BEIJING, July 8 (Xinhua) -- Chen Liquan, laureate of China's top sci-tech award for the year 2025 as announced in Beijing on Wednesday, is recognized as the nation's founding father of solid-state ionics and a pioneer in lithium battery research.
A researcher at the Institute of Physics under the Chinese Academy of Sciences, and an academician of the Chinese Academy of Engineering (CAE), Chen received the honor at a meeting that brought together the national science and technology award conference, the general assemblies of the members of the Chinese Academy of Sciences (CAS) and the CAE, and the 11th national congress of the China Association for Science and Technology.
Born in 1940 in the mountainous Jialing region of Nanchong, southwest China's Sichuan Province, Chen grew up with dim oil lamps. The early hardships fostered a visceral yearning for the convenience and brightness that electricity could bring. It was not until his high-school entrance examination that he experienced electric lighting for the first time. It crystallized his aspiration: to devote his career to the power sector, so that more people could enjoy its light and convenience.
In the 1970s, as the global oil crisis exposed the vulnerability of China's energy structure, which was heavily dependent on imports, the imperative for a domestic breakthrough became urgent.
In 1976, while on a research visit at the Max Planck Institute for Solid State Research in Germany, Chen identified the immense potential of lithium nitride for solid-state battery fabrication. A small button cell, he realized, could far outperform conventional lead-acid batteries, with the capacity to reshape transportation energy.
Recognizing this strategic frontier as vital to national energy security, Chen made a decisive pivot. He formally petitioned the CAS to abandon his established career in crystal materials research and venture into solid-state ionics -- a field then completely uncharted in China.
Returning home in 1978, Chen embarked on lithium-battery research with nothing but resolve.

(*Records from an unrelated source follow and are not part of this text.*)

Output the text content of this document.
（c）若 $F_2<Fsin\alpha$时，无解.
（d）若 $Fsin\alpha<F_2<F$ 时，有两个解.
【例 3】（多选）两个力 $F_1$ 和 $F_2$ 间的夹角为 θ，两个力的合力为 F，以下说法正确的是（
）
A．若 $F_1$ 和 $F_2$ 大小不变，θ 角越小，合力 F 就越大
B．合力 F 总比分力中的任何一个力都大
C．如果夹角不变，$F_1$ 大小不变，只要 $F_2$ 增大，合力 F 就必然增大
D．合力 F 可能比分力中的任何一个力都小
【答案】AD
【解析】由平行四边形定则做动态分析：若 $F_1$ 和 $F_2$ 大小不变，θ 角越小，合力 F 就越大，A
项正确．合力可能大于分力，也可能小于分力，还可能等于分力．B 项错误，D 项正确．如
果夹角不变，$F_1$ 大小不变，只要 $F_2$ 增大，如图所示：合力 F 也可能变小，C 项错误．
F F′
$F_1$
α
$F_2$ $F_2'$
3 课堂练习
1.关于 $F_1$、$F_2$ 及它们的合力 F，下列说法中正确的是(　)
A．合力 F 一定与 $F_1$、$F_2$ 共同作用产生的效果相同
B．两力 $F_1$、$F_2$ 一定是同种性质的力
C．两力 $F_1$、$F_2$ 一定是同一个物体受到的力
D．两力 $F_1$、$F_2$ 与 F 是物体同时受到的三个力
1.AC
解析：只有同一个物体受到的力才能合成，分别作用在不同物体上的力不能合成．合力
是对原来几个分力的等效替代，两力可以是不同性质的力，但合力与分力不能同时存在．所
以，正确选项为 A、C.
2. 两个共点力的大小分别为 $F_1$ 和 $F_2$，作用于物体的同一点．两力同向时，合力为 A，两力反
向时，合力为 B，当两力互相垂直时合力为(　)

The country had no relevant technology, no specialized equipment and no trained personnel. The path forward was uncertain, and obstacles were formidable.
Working under extreme conditions, he and his team toiled day and night, taking only brief rests before pressing on with their research. They completed a one-year research plan in just five months, a testament to his relentless drive.

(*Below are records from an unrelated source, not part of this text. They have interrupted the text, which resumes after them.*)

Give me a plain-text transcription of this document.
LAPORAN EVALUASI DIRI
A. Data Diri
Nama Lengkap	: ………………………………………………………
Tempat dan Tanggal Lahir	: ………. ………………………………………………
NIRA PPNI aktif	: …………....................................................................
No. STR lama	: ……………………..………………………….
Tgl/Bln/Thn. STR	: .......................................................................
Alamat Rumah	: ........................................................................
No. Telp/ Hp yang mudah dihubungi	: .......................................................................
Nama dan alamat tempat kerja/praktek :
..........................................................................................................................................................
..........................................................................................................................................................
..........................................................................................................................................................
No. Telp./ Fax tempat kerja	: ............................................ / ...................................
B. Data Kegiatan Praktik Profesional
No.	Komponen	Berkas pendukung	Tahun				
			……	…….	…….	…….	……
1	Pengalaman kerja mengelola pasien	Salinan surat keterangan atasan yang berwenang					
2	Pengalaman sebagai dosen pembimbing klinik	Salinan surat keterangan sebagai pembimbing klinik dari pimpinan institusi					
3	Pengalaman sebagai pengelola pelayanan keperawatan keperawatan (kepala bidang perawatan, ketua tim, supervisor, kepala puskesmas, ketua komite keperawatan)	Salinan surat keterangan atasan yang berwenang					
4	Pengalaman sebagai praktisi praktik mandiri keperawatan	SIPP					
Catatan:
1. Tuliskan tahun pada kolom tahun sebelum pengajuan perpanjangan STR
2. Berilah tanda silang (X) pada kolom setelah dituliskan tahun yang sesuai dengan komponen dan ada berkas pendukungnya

In 1998, Chen spearheaded the construction of China's first pilot production line for lithium-ion batteries based entirely on indigenous technology, equipment and raw materials. This milestone cracked the bottleneck of mass production and laid the cornerstone for industrial expansion.
He was the first in the world to propose an innovative solution for nano-silicon anode materials, and related materials realized mass production at a 10,000-tonne scale with world-leading performance. Multiple core technologies developed under his leadership have broken foreign patent monopolies, establishing a controllable self-reliant technical framework for China's lithium battery sector.
Chen has consistently championed the simultaneous pursuit of research and talent cultivation. He founded China's first solid-state ionics laboratory, built academic exchange platforms, and mentored a generation of top-level researchers and industry leaders.
By promoting deep integration of academia and industry, he helped remove barriers to commercialization, facilitating the rise of dominant players such as CATL, the world's largest electric vehicle battery maker.
This ecosystem, built on fundamental research, enabled by applied innovation and scaled through industrialization, propelled China to achieve a historic leap to become the world's largest lithium battery producer in 2014.
"For a nation to move forward, we cannot simply replicate what others have done. We must have our own vision. Without fresh thinking, maintaining a leading edge is impossible," Chen said.
Even as China maintains its global lead in liquid lithium batteries, Chen has never rested on past achievements. Aware of the energy-density limits and safety shortcomings of liquid batteries, he has remained steadfast for decades in advancing solid-state battery technology.
After years of intensive work, his team broke through a global bottleneck in solid-state batteries by pioneering an in-situ solidification technique that enables ion transport across solid-state interfaces. They have now developed a complete solid-state battery solution with fully independent intellectual property rights.
In 2023, high-energy-density solid-state power batteries incorporating this core technology entered mass production and got installed in vehicles, making China the first country to achieve commercial deployment of solid-state batteries, and cementing its leading position on the global stage.
Mindful of China's resource endowment featuring abundant coal, scarce oil and limited natural gas, Chen has also taken a forward-looking stance regarding sodium-ion batteries, exploring alternatives that break resource constraints and open new avenues for diversified, independent energy development.